I fell in love with the alchemical mystery of wine – how fermented grape juice could morph and transform, naturally, into something so complex, so fine, and especially in such a distillation of time and place.
Why did you come to New Zealand?
I’ve loved the idea of New Zealand my entire life, long before my career in wine. I first visited in 1995 and two weeks in a campervan was all that was required to assure me I had to return. I was very lucky the next year to be offered a job with Tim and Judy Finn at Neudorf Vineyards.
Why North Canterbury?
My wife Claudia and I looked for many years, all over the world, for a place that might combine all the characteristics likely to sponsor the sort of pinot noir and chardonnay we dreamed of making – elegant, ethereal but intensely flavoured, true to site and season.

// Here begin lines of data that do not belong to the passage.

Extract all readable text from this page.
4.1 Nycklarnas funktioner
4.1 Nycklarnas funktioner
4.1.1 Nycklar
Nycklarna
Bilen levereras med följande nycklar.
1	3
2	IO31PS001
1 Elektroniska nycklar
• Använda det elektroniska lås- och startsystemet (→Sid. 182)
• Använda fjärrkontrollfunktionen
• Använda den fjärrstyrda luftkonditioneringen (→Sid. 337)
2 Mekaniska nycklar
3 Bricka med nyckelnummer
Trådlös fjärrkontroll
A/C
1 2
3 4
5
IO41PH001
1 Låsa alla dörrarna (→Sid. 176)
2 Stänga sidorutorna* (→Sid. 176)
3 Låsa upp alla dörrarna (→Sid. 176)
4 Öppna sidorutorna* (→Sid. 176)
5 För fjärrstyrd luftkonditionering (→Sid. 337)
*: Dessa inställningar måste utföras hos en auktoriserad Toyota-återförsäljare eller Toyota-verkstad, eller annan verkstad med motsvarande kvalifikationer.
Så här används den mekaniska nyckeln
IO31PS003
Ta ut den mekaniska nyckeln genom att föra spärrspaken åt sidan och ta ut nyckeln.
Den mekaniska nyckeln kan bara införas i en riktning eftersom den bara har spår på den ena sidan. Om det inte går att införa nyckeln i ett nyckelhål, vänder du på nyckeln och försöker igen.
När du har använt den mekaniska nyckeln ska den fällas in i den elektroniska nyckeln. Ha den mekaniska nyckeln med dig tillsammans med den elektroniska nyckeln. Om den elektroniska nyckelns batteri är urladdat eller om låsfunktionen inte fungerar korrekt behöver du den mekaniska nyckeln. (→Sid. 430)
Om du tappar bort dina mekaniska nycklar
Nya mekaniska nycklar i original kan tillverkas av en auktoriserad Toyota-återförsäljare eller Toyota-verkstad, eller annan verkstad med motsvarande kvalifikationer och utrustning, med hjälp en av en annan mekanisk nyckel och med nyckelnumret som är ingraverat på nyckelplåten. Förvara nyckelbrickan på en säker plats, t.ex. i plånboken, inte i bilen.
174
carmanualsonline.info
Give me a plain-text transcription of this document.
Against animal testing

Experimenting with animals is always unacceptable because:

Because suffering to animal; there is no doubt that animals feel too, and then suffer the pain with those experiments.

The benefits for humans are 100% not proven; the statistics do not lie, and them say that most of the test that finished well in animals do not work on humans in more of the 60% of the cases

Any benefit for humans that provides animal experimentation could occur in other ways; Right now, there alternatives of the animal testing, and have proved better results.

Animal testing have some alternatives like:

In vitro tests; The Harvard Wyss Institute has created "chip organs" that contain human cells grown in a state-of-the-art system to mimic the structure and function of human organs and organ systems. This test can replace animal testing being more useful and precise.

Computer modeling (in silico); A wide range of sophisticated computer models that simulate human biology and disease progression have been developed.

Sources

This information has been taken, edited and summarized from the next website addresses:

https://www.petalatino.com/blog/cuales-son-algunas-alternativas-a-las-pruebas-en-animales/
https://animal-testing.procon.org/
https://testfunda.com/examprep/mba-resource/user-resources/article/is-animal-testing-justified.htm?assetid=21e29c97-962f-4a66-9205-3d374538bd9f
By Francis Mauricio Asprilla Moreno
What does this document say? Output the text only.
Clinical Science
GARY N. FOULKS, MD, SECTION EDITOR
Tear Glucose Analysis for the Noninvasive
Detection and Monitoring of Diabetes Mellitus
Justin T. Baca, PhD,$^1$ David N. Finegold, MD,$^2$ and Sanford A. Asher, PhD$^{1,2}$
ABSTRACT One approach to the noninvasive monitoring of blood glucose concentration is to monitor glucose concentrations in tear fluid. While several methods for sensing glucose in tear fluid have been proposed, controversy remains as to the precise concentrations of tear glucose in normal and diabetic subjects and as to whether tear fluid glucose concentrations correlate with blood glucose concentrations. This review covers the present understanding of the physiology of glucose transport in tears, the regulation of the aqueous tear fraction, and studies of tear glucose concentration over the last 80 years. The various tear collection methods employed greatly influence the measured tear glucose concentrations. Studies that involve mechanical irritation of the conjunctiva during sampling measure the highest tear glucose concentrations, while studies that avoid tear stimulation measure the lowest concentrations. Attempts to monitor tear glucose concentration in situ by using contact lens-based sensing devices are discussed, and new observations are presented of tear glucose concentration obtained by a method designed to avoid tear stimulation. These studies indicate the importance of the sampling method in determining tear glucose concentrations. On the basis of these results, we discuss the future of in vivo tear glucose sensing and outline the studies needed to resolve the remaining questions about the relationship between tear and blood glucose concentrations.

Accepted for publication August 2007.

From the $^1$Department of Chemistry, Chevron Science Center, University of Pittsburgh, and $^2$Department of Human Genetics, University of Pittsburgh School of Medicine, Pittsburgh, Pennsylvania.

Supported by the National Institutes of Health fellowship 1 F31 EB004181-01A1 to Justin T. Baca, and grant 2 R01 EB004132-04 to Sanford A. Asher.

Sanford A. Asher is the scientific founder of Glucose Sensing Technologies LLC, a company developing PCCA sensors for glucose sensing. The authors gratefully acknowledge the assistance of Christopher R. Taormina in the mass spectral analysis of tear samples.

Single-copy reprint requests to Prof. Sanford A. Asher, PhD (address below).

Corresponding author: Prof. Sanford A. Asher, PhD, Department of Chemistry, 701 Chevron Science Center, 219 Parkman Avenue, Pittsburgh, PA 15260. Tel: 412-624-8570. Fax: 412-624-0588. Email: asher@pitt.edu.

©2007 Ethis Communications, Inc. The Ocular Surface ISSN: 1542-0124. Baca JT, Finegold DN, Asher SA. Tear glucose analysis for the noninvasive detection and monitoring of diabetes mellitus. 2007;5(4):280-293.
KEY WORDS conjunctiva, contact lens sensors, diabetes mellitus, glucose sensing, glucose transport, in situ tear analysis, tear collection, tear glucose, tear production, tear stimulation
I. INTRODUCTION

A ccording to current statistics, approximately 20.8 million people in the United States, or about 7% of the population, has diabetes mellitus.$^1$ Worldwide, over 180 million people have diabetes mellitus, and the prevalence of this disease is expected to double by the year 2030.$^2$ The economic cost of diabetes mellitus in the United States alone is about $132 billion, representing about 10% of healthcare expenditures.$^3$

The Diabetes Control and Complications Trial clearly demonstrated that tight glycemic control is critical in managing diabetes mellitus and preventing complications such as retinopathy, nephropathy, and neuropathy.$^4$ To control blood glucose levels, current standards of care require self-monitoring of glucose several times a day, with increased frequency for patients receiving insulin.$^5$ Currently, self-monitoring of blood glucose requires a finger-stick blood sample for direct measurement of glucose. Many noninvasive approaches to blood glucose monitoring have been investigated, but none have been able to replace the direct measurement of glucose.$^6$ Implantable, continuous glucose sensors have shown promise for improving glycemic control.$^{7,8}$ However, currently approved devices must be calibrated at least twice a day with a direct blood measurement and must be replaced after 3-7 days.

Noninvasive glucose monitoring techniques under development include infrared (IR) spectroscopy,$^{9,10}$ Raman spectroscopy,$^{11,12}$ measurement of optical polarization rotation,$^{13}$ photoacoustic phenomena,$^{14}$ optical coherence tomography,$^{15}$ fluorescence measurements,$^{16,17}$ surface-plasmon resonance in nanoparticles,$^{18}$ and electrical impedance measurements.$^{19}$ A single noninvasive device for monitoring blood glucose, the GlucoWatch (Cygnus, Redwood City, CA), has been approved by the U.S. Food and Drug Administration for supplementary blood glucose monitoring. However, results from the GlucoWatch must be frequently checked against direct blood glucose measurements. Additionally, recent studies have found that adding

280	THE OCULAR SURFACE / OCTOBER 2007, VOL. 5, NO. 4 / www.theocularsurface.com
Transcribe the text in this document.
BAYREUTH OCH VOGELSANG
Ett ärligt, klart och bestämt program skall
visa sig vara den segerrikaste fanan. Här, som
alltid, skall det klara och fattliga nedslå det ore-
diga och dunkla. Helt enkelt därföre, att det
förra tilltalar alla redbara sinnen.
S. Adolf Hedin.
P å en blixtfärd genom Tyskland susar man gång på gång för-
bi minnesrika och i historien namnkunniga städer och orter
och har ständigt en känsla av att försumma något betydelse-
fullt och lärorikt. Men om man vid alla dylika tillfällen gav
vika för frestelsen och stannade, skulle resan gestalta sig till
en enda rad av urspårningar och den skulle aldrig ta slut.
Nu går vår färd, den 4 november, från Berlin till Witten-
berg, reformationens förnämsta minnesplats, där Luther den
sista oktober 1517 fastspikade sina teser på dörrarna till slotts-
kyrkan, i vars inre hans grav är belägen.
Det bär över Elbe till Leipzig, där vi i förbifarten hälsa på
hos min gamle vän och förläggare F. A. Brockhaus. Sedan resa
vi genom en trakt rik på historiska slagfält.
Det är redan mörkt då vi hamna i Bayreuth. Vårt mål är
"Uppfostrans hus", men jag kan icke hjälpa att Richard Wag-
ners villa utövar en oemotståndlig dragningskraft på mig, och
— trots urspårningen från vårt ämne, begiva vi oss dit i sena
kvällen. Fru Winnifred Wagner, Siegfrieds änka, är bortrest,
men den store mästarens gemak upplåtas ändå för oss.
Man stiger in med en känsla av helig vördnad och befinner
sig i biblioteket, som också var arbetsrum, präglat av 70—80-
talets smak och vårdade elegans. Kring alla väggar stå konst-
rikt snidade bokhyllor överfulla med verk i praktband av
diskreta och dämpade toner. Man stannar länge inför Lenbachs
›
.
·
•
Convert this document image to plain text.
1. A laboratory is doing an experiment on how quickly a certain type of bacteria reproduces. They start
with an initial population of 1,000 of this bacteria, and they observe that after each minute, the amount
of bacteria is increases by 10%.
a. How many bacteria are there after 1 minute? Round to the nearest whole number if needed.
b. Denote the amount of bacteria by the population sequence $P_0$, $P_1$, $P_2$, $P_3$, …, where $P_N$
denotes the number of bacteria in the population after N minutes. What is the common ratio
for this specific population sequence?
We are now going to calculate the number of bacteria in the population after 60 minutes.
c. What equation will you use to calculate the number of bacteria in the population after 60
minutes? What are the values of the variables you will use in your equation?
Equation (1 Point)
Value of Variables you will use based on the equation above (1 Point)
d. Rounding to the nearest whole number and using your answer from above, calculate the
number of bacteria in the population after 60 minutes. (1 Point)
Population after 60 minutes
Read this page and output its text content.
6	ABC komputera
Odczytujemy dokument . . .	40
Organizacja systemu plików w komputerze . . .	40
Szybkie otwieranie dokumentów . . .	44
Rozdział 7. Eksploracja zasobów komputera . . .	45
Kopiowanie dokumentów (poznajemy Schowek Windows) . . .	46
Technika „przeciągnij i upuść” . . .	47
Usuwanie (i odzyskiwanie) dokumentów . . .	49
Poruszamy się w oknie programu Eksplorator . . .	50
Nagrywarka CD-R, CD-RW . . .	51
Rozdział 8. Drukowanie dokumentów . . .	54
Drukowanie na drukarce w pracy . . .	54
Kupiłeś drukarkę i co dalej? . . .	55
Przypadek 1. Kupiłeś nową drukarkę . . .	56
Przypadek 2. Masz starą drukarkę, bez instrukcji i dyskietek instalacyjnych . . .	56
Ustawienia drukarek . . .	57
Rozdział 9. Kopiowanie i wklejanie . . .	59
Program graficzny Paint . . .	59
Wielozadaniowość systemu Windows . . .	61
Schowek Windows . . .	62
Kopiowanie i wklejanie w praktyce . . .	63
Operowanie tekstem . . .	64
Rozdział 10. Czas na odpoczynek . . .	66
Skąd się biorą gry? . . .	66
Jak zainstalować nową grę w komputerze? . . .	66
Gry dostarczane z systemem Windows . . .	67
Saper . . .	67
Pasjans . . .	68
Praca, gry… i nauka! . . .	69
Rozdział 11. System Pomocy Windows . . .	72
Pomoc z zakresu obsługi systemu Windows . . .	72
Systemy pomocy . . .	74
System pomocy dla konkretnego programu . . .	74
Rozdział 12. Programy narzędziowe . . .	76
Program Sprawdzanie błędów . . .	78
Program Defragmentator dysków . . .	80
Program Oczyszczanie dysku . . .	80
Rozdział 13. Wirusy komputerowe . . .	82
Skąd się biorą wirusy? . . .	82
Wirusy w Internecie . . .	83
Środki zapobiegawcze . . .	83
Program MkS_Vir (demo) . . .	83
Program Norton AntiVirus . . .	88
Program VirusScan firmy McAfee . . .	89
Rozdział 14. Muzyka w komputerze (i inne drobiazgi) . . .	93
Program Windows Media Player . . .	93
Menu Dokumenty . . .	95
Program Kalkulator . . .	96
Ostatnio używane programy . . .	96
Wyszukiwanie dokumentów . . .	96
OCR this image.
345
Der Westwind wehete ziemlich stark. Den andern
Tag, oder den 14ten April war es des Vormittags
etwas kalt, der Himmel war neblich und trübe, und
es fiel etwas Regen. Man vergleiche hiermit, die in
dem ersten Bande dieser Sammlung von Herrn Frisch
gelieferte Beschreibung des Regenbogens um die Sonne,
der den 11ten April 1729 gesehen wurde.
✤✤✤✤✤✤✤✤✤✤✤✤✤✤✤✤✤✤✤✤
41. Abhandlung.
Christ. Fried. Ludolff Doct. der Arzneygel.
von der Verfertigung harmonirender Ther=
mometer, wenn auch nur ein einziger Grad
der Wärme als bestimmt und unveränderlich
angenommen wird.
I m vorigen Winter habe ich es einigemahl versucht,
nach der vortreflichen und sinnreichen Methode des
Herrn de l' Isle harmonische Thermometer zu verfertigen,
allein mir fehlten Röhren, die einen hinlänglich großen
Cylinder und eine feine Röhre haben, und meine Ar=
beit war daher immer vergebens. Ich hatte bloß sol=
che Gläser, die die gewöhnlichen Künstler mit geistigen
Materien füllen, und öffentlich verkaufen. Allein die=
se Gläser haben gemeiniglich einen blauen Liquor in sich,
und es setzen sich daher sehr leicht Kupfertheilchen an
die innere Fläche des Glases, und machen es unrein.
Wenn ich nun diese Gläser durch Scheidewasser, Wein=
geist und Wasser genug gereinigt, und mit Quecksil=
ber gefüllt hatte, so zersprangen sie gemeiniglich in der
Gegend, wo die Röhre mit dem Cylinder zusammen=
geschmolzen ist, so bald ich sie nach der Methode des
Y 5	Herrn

Explain your winemaking philosophy?
Wine should ideally be the product of grapes, wild yeasts from the vineyard in which the grapes were grown, and time – and very little else. We make our wines naturally, with no artificial additives – no tartaric acid, settling or fining agents, no commercial yeasts or enzymes or bacteria – except the occasional minute dose of sulphur – and this only at bottling and only when absolutely necessary. It grieves me that wine has become so technological a commodity, even from many small, elite producers.
What makes your wines unique?
Pinot noir fascinates me because it occupies a sort of no-man’s-land between red and white wine. It is also supremely gifted at showing nuances of soil, site and season. Chardonnay, if handled delicately, can also provide an opulence of texture, while retaining urgency and transparency.
You are teaming up next month with top Sydney chef Mark Best for a one-off dinner at Matakauri Lodge in Queenstown. How does it feel to work with a man who admits to being “an idealist who likes to work with people of the same mind”?
I’m thrilled to work with Mark. What draws me to his work is the way it offers purity without plainness, intellect without ego, technique without trickery.
Tell us about your approach to matching the wines with his dishes for the Matakauri event?
I’d like Mark to design his ideal menu, according to what’s seasonal and best. We’ll then choose wines to match.
What do you do when you’re not working?
Enjoy the beauty of this place, and of the people and animals I share it with. I also love to cook.